Oleh: Muhammad Rifqy Ramadhan Lubis
Ketika sejarah disusun tanpa menyertakan luka, maka sesungguhnya yang dibangun bukanlah narasi bangsa, melainkan sebuah propaganda
Wacana terhadap Revisi Sejarah Nasional Indonesia (SNI) tengah digaungkan oleh pemerintah saat ini. Melalui Kementerian Kebudayaan, Fadli Zon, sudah berkoordinasi dengan Masyarakat Sejarawan Indonesia (MSI) untuk menulis ulang naskah SNI dalam rangka memperingati 80 tahun kemerdekaan Indonesia. Kendati demikian, alih-alih penulisan naskah dapat lebih objektif dan eksplisit dalam menggambarkan sejarah terdahulu, hal tersebut justru berbanding terbalik dengan kenyataannya.
Dilansir dari media Tempo, dikatakan bahwa pemerintah hendak melakukan revisi terhadap naskah SNI, tetapi peristiwa yang mencantumkan kasus pelanggaran HAM berat tidak dimuat dalam draf awal tersebut. Tentu hal ini menimbulkan kontradiktif bagi beberapa kalangan sejarawan. Bagaimana tidak? Apabila narasi yang tertulis akan mengarah pada media propaganda dalam legitimasi kekuasaan, maka yang terjadi hanyalah indoktrinasi anak bangsa yang buta akan sejarahnya.

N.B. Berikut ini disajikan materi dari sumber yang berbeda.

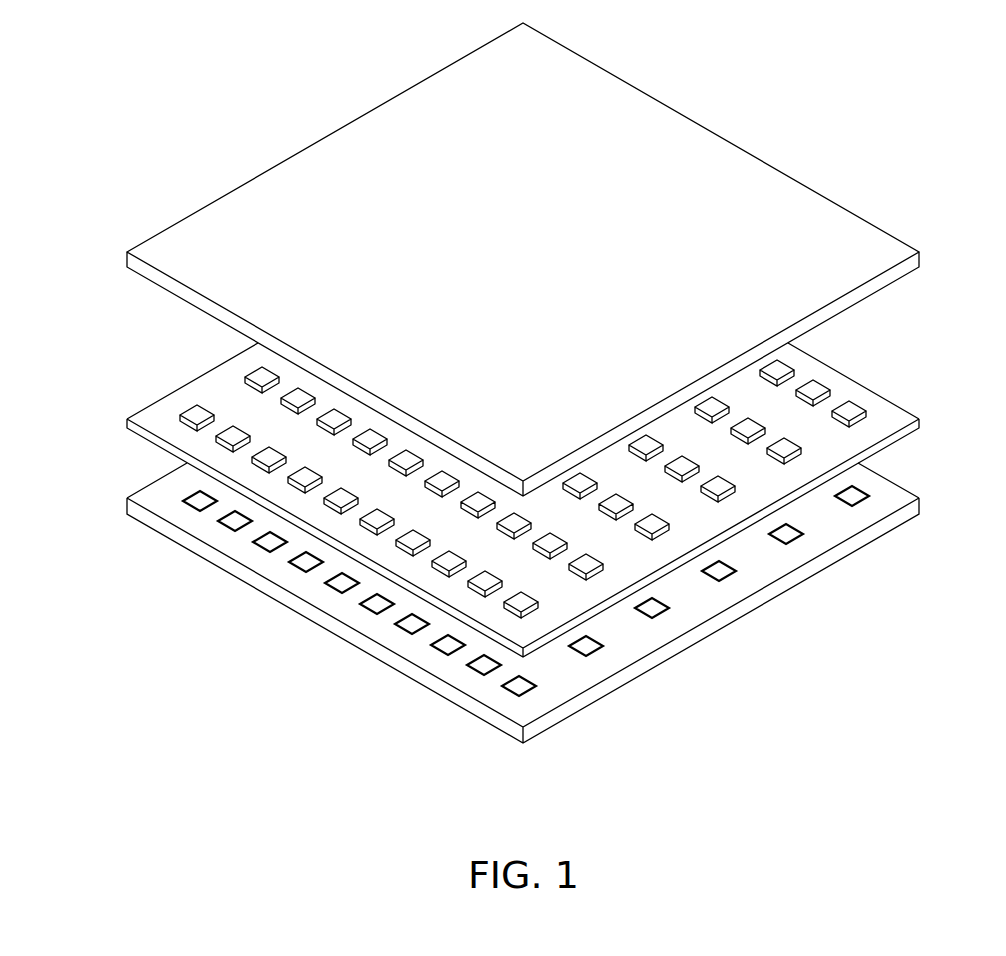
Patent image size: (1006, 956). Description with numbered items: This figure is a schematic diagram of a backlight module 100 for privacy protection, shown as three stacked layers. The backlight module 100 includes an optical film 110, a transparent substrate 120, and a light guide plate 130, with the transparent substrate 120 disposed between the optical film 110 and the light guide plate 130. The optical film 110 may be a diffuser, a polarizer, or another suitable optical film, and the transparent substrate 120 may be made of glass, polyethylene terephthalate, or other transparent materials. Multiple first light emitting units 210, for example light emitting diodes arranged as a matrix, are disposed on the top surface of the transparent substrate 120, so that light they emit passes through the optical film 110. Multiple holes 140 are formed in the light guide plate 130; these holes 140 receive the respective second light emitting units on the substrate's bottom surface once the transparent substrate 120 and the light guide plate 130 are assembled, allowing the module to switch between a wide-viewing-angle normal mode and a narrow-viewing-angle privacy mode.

The backlight module 100 is at (73, 92).
The optical film 110 is at (870, 243).
The transparent substrate 120 is at (534, 500).
The light guide plate 130 is at (565, 633).
The holes 140 is at (519, 688).
The first light emitting units 210 is at (339, 497).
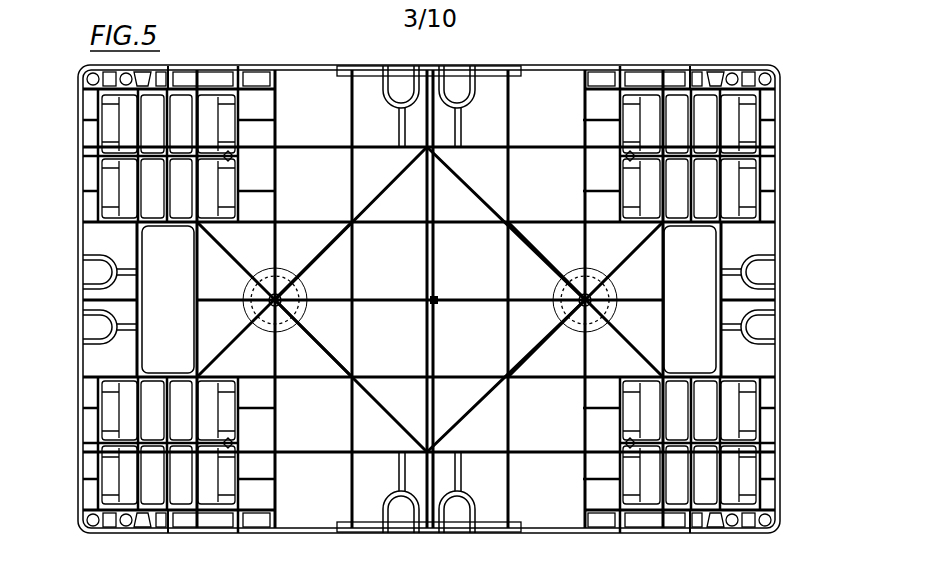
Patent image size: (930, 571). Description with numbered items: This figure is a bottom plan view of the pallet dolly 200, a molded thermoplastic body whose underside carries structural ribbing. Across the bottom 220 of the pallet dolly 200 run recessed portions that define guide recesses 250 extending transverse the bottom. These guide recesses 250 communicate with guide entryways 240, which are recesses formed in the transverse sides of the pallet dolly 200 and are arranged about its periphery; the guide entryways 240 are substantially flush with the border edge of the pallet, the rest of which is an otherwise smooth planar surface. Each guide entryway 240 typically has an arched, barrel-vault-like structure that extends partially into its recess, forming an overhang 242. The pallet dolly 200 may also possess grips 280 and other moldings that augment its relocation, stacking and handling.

The pallet dolly 200 is at (614, 36).
The bottom 220 is at (412, 281).
The guide entryway 240 is at (399, 57).
The overhang 242 is at (385, 70).
The guide recess 250 is at (378, 72).
The grip 280 is at (143, 208).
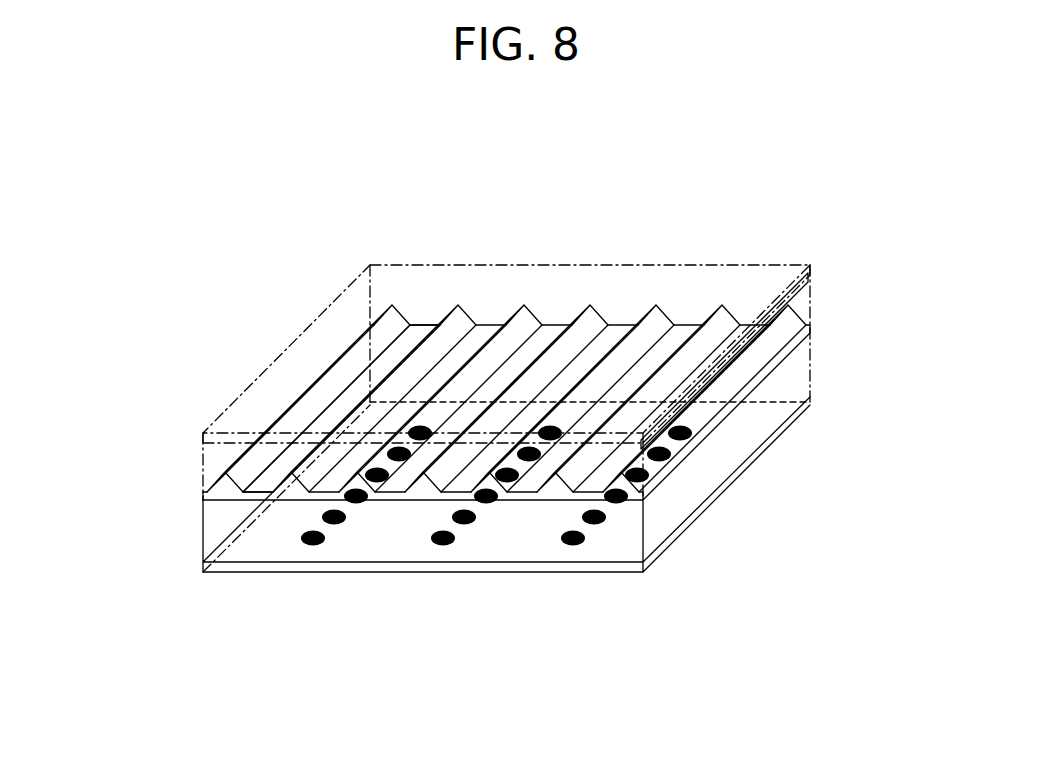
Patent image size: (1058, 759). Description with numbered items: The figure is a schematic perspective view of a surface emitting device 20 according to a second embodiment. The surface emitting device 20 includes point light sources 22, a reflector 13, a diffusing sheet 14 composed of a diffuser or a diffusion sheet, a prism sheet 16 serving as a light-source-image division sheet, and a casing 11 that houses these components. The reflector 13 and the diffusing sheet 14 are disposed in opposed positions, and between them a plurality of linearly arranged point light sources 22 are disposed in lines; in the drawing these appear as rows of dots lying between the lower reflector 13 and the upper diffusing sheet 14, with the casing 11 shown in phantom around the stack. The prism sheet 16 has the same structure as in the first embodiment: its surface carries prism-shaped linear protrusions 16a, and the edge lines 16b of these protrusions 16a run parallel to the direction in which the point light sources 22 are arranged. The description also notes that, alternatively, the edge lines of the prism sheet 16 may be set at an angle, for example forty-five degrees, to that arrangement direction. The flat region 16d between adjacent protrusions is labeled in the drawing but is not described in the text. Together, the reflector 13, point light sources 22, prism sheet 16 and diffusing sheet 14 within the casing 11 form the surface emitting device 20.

Penyelenggaraannya pun dilakukan secara tertutup dan dikebut pada rapat kerja bersama Komisi X DPR per 12 Mei 2025 lalu. Hal semacam itu dapat dinilai mencederai keterbukaan dan keadilan dalam objektivitas penulisan sejarah. Penghapusan atau pengaburan peristiwa gelap hanya demi menjaga citra negara ini, adalah bentuk pengkhianatan terhadap nilai sejarah itu sendiri.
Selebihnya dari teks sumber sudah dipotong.